Department of Comparative Biomedical Sciences, College of Veterinary Medicine, Mississippi State University, Stoneville, Mississippi, USA.
Department of Fish Diseases and Management, Faculty of Veterinary Medicine, Beni-Suef University, Beni-Suef, Egypt.
J Fish Dis. 2022 Dec;45(12):1817-1829. doi: 10.1111/jfd.13703. Epub 2022 Aug 21.
Catfish farming is the largest aquaculture industry in the United States and an important economic driver in several southeastern states. Edwardsiella piscicida is a Gram-negative pathogen associated with significant losses in catfish aquaculture. Several Gram-negative bacteria use the BasS/BasR two-component system (TCS) to adapt to environmental changes and the host immune system. Currently, the role of BasS/BasR system in E. piscicida virulence has not been characterized. In the present study, two mutants were constructed by deleting the basS and basR genes in E. piscicida strain C07-087. Both mutant strains were characterized for virulence and immune protection in catfish hosts. The EpΔbasS and EpΔbasR mutants were more sensitive to acidic environments and produced significantly less biofilm than the wild-type. In vivo studies in channel catfish (Ictalurus punctatus) revealed that both EpΔbasS and EpΔbasR were significantly attenuated compared with the parental wild-type (3.57% and 4.17% vs. 49.16% mortalities). Moreover, there was significant protection, 95.2% and 92.3% relative percent survival (RPS), in channel catfish vaccinated with EpΔbasS and EpΔbasR against E. piscicida infection. Protection in channel catfish was associated with a significantly higher level of antibodies and upregulation of immune-related genes (IgM, IL-8 and CD8-α) in channel catfish vaccinated with EpΔbasS and EpΔbasR strains compared with non-vaccinated fish. Hybrid catfish (channel catfish ♀ × blue catfish ♂) challenges demonstrated long-term protection against subsequent challenges with E. piscicida and E. ictaluri. Our findings demonstrate BasS and BasR contribute to acid tolerance and biofilm formation, which may facilitate E. piscicida survival in harsh environments. Further, our results show that EpΔbasS and EpΔbasR mutants were safe and protective in channel catfish fingerlings, although their virulence and efficacy in hybrid catfish warrant further investigation. These data provide information regarding an important mechanism of E. piscicida virulence, and it suggests EpΔbasS and EpΔbasR strains have potential as vaccines against this emergent catfish pathogen.

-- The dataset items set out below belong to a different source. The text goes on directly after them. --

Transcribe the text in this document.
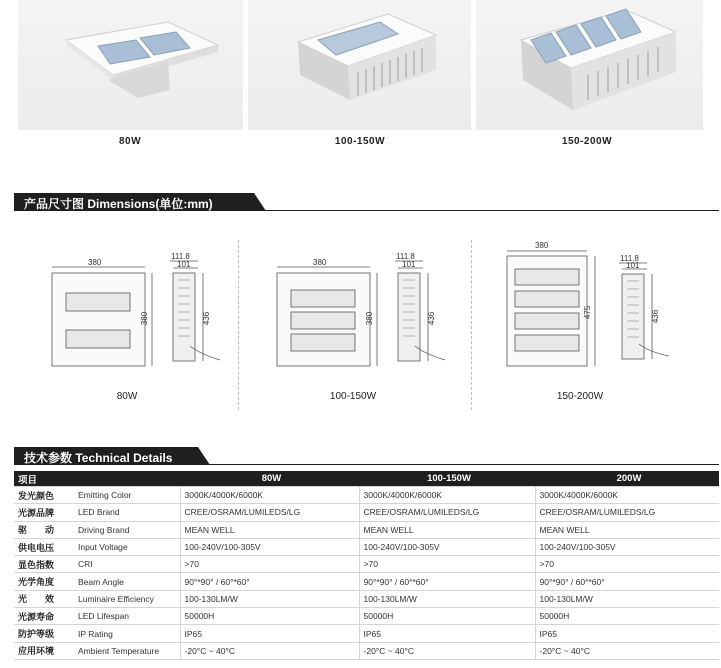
80W	100-150W	150-200W
产品尺寸图 Dimensions(单位:mm)
380
380
111.8
101
436
80W
380
380
111.8
101
436
100-150W
380
475
111.8
101
436
150-200W
技术参数 Technical Details
项目		80W	100-150W	200W
发光颜色	Emitting Color	3000K/4000K/6000K	3000K/4000K/6000K	3000K/4000K/6000K
光源品牌	LED Brand	CREE/OSRAM/LUMILEDS/LG	CREE/OSRAM/LUMILEDS/LG	CREE/OSRAM/LUMILEDS/LG
驱　　动	Driving Brand	MEAN WELL	MEAN WELL	MEAN WELL
供电电压	Input Voltage	100-240V/100-305V	100-240V/100-305V	100-240V/100-305V
显色指数	CRI	>70	>70	>70
光学角度	Beam Angle	90°*90° / 60°*60°	90°*90° / 60°*60°	90°*90° / 60°*60°
光　　效	Luminaire Efficiency	100-130LM/W	100-130LM/W	100-130LM/W
光源寿命	LED Lifespan	50000H	50000H	50000H
防护等级	IP Rating	IP65	IP65	IP65
应用环境	Ambient Temperature	-20°C ~ 40°C	-20°C ~ 40°C	-20°C ~ 40°C
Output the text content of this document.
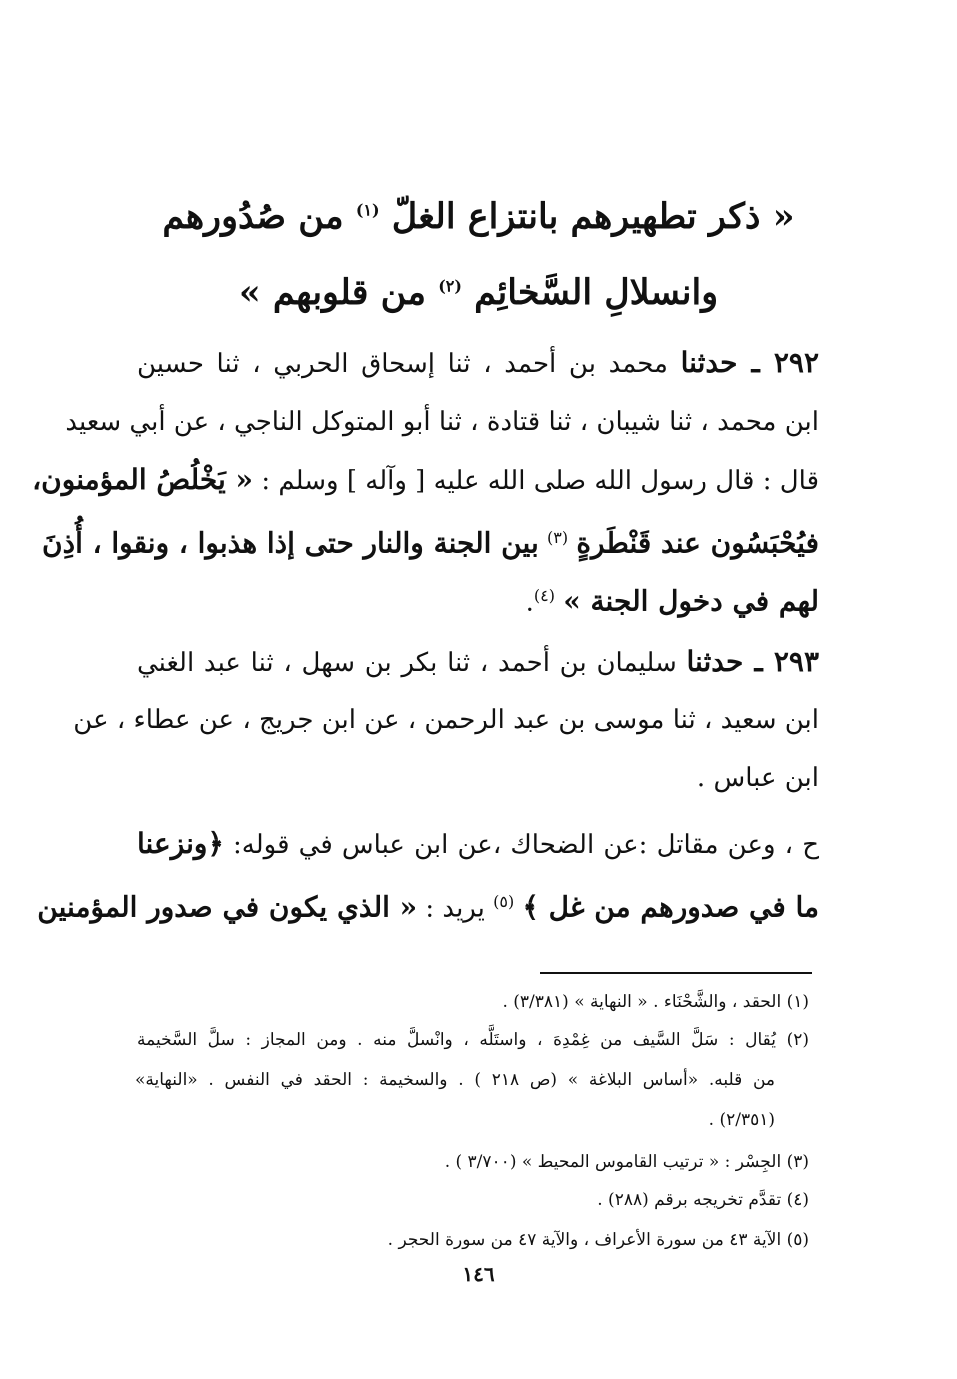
« ذكر تطهيرهم بانتزاع الغلّ $^{(١)}$ من صُدُورهم
وانسلالِ السَّخائِم $^{(٢)}$ من قلوبهم »
٢٩٢ ـ حدثنا محمد بن أحمد ، ثنا إسحاق الحربي ، ثنا حسين
ابن محمد ، ثنا شيبان ، ثنا قتادة ، ثنا أبو المتوكل الناجي ، عن أبي سعيد
قال : قال رسول الله صلى الله عليه [ وآله ] وسلم : « يَخْلُصُ المؤمنون،
فيُحْبَسُون عند قَنْطَرةٍ $^{(٣)}$ بين الجنة والنار حتى إذا هذبوا ، ونقوا ، أُذِنَ
لهم في دخول الجنة » $^{(٤)}$.
٢٩٣ ـ حدثنا سليمان بن أحمد ، ثنا بكر بن سهل ، ثنا عبد الغني
ابن سعيد ، ثنا موسى بن عبد الرحمن ، عن ابن جريج ، عن عطاء ، عن
ابن عباس .
ح ، وعن مقاتل :عن الضحاك ،عن ابن عباس في قوله: ﴿ونزعنا
ما في صدورهم من غل ﴾ $^{(٥)}$ يريد : « الذي يكون في صدور المؤمنين
(١) الحقد ، والشَّحْنَاء . « النهاية » (٣/٣٨١) .
(٢) يُقال : سَلَّ السَّيف من غِمْدِهَ ، واستَلَّه ، وانْسلَّ منه . ومن المجاز : سلَّ السَّخيمة
من قلبه. «أساس البلاغة » (ص ٢١٨ ) . والسخيمة : الحقد في النفس . «النهاية»
(٢/٣٥١) .
(٣) الجِسْر : « ترتيب القاموس المحيط » (٣/٧٠٠ ) .
(٤) تقدَّم تخريجه برقم (٢٨٨) .
(٥) الآية ٤٣ من سورة الأعراف ، والآية ٤٧ من سورة الحجر .
١٤٦
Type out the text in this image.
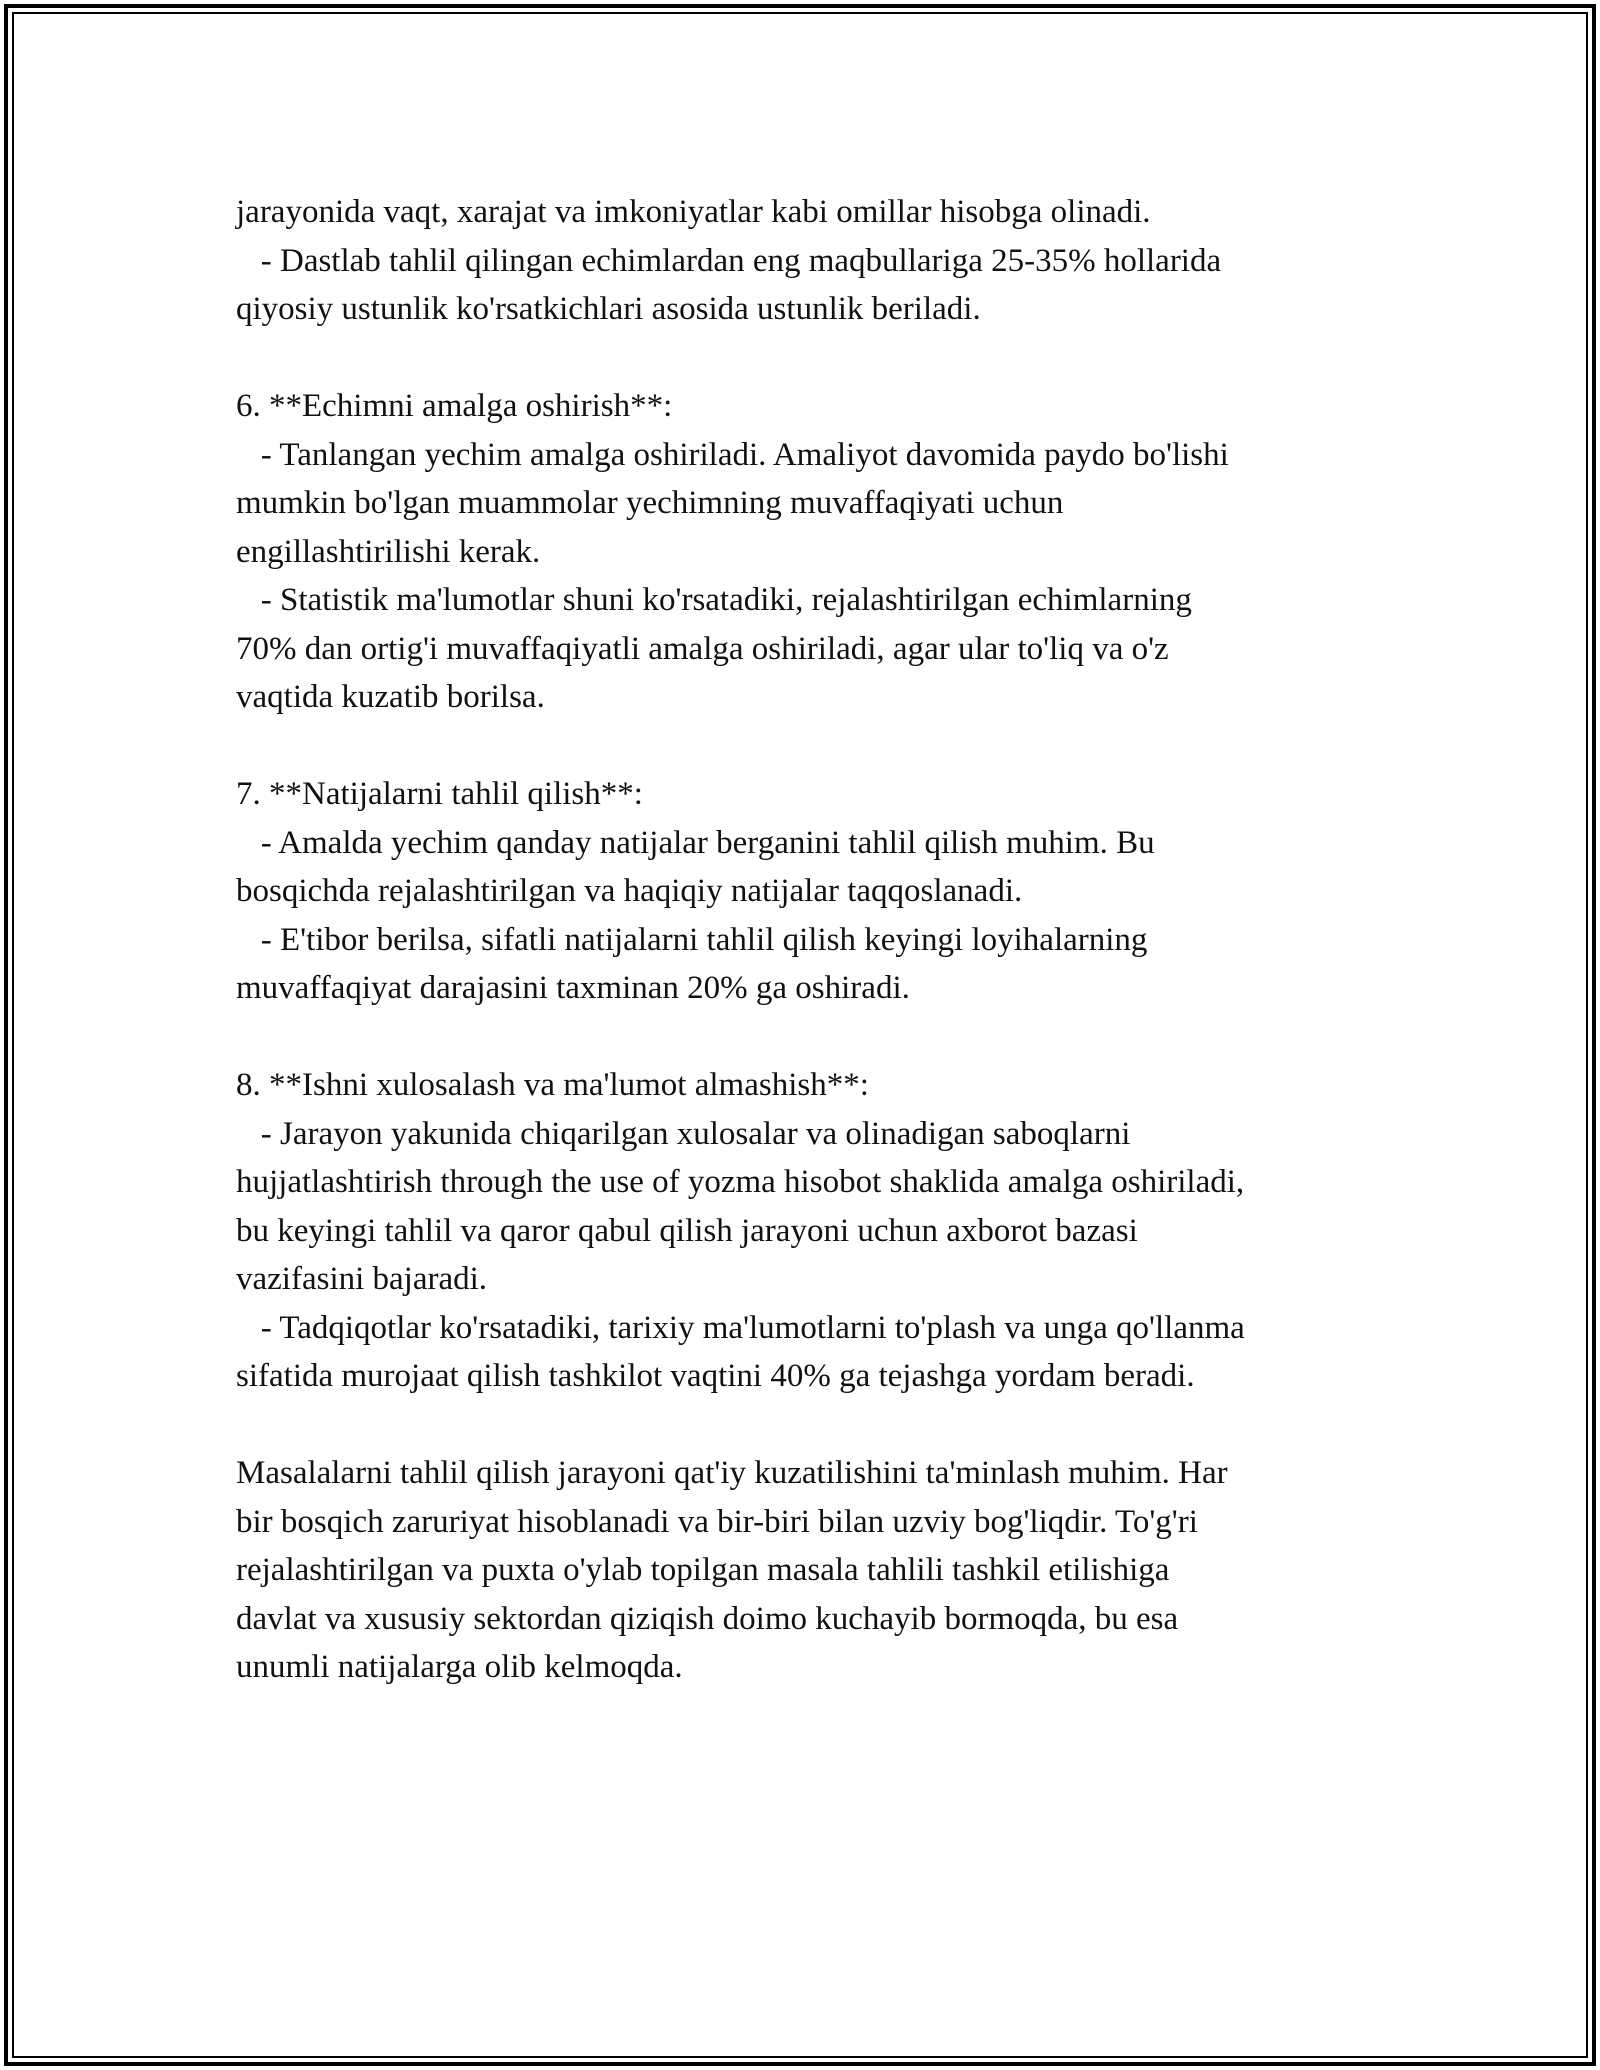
jarayonida vaqt, xarajat va imkoniyatlar kabi omillar hisobga olinadi.
- Dastlab tahlil qilingan echimlardan eng maqbullariga 25-35% hollarida
qiyosiy ustunlik ko'rsatkichlari asosida ustunlik beriladi.
6. **Echimni amalga oshirish**:
- Tanlangan yechim amalga oshiriladi. Amaliyot davomida paydo bo'lishi
mumkin bo'lgan muammolar yechimning muvaffaqiyati uchun
engillashtirilishi kerak.
- Statistik ma'lumotlar shuni ko'rsatadiki, rejalashtirilgan echimlarning
70% dan ortig'i muvaffaqiyatli amalga oshiriladi, agar ular to'liq va o'z
vaqtida kuzatib borilsa.
7. **Natijalarni tahlil qilish**:
- Amalda yechim qanday natijalar berganini tahlil qilish muhim. Bu
bosqichda rejalashtirilgan va haqiqiy natijalar taqqoslanadi.
- E'tibor berilsa, sifatli natijalarni tahlil qilish keyingi loyihalarning
muvaffaqiyat darajasini taxminan 20% ga oshiradi.
8. **Ishni xulosalash va ma'lumot almashish**:
- Jarayon yakunida chiqarilgan xulosalar va olinadigan saboqlarni
hujjatlashtirish through the use of yozma hisobot shaklida amalga oshiriladi,
bu keyingi tahlil va qaror qabul qilish jarayoni uchun axborot bazasi
vazifasini bajaradi.
- Tadqiqotlar ko'rsatadiki, tarixiy ma'lumotlarni to'plash va unga qo'llanma
sifatida murojaat qilish tashkilot vaqtini 40% ga tejashga yordam beradi.
Masalalarni tahlil qilish jarayoni qat'iy kuzatilishini ta'minlash muhim. Har
bir bosqich zaruriyat hisoblanadi va bir-biri bilan uzviy bog'liqdir. To'g'ri
rejalashtirilgan va puxta o'ylab topilgan masala tahlili tashkil etilishiga
davlat va xususiy sektordan qiziqish doimo kuchayib bormoqda, bu esa
unumli natijalarga olib kelmoqda.
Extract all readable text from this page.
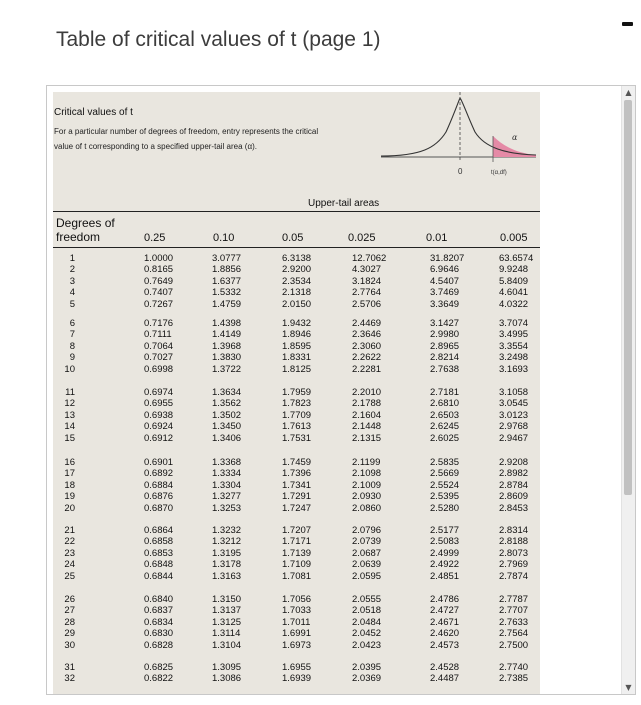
Table of critical values of t (page 1)
Critical values of t
For a particular number of degrees of freedom, entry represents the critical value of t corresponding to a specified upper-tail area (α).
α
0	t(α,df)
Upper-tail areas
Degrees of
freedom	0.25	0.10	0.05	0.025	0.01	0.005
1	1.0000	3.0777	6.3138	12.7062	31.8207	63.6574
2	0.8165	1.8856	2.9200	4.3027	6.9646	9.9248
3	0.7649	1.6377	2.3534	3.1824	4.5407	5.8409
4	0.7407	1.5332	2.1318	2.7764	3.7469	4.6041
5	0.7267	1.4759	2.0150	2.5706	3.3649	4.0322
6	0.7176	1.4398	1.9432	2.4469	3.1427	3.7074
7	0.7111	1.4149	1.8946	2.3646	2.9980	3.4995
8	0.7064	1.3968	1.8595	2.3060	2.8965	3.3554
9	0.7027	1.3830	1.8331	2.2622	2.8214	3.2498
10	0.6998	1.3722	1.8125	2.2281	2.7638	3.1693
11	0.6974	1.3634	1.7959	2.2010	2.7181	3.1058
12	0.6955	1.3562	1.7823	2.1788	2.6810	3.0545
13	0.6938	1.3502	1.7709	2.1604	2.6503	3.0123
14	0.6924	1.3450	1.7613	2.1448	2.6245	2.9768
15	0.6912	1.3406	1.7531	2.1315	2.6025	2.9467
16	0.6901	1.3368	1.7459	2.1199	2.5835	2.9208
17	0.6892	1.3334	1.7396	2.1098	2.5669	2.8982
18	0.6884	1.3304	1.7341	2.1009	2.5524	2.8784
19	0.6876	1.3277	1.7291	2.0930	2.5395	2.8609
20	0.6870	1.3253	1.7247	2.0860	2.5280	2.8453
21	0.6864	1.3232	1.7207	2.0796	2.5177	2.8314
22	0.6858	1.3212	1.7171	2.0739	2.5083	2.8188
23	0.6853	1.3195	1.7139	2.0687	2.4999	2.8073
24	0.6848	1.3178	1.7109	2.0639	2.4922	2.7969
25	0.6844	1.3163	1.7081	2.0595	2.4851	2.7874
26	0.6840	1.3150	1.7056	2.0555	2.4786	2.7787
27	0.6837	1.3137	1.7033	2.0518	2.4727	2.7707
28	0.6834	1.3125	1.7011	2.0484	2.4671	2.7633
29	0.6830	1.3114	1.6991	2.0452	2.4620	2.7564
30	0.6828	1.3104	1.6973	2.0423	2.4573	2.7500
31	0.6825	1.3095	1.6955	2.0395	2.4528	2.7740
32	0.6822	1.3086	1.6939	2.0369	2.4487	2.7385
▲
▼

鲶鱼养殖是美国最大的水产养殖产业,也是东南部几个州的重要经济驱动力。爱德华氏菌是一种与鲶鱼水产养殖中大量损失相关的革兰氏阴性病原体。几种革兰氏阴性细菌使用 BasS/BasR 双组分系统 (TCS) 来适应环境变化和宿主免疫系统。目前,BasS/BasR 系统在 E. 鱼爱德华氏菌毒力中的作用尚未得到表征。在本研究中,通过删除 E. 鱼爱德华氏菌菌株 C07-087 中的 basS 和 basR 基因构建了两个突变体。对鲶鱼宿主的毒力和免疫保护作用进行了特征分析。EpΔbasS 和 EpΔbasR 突变株对酸性环境更敏感,生物膜生成量明显低于野生型。在斑点叉尾鮰(Ictalurus punctatus)体内研究表明,与亲本野生型相比,EpΔbasS 和 EpΔbasR 突变株的毒力显著减弱(分别为 3.57%和 4.17%死亡率)。此外,用 EpΔbasS 和 EpΔbasR 接种的斑点叉尾鮰对爱德华氏菌感染的保护率分别为 95.2%和 92.3%,相对存活率(RPS)显著提高。与未接种鱼相比,用 EpΔbasS 和 EpΔbasR 接种的斑点叉尾鮰的抗体水平显著升高,免疫相关基因(IgM、IL-8 和 CD8-α)的表达水平上调。杂交鲶(斑点叉尾鮰♀×蓝鲶♂)的挑战表明,对爱德华氏菌和鮰爱德华氏菌的后续挑战具有长期保护作用。我们的研究结果表明 BasS 和 BasR 有助于酸耐受和生物膜形成,这可能有助于爱德华氏菌在恶劣环境中生存。此外,我们的结果表明,EpΔbasS 和 EpΔbasR 突变体在斑点叉尾鮰鱼苗中是安全和有保护作用的,尽管它们在杂交鲶鱼中的毒力和功效需要进一步研究。这些数据提供了爱德华氏菌毒力的一个重要机制的信息,并表明 EpΔbasS 和 EpΔbasR 菌株有可能作为这种新兴的鲶鱼病原体的疫苗。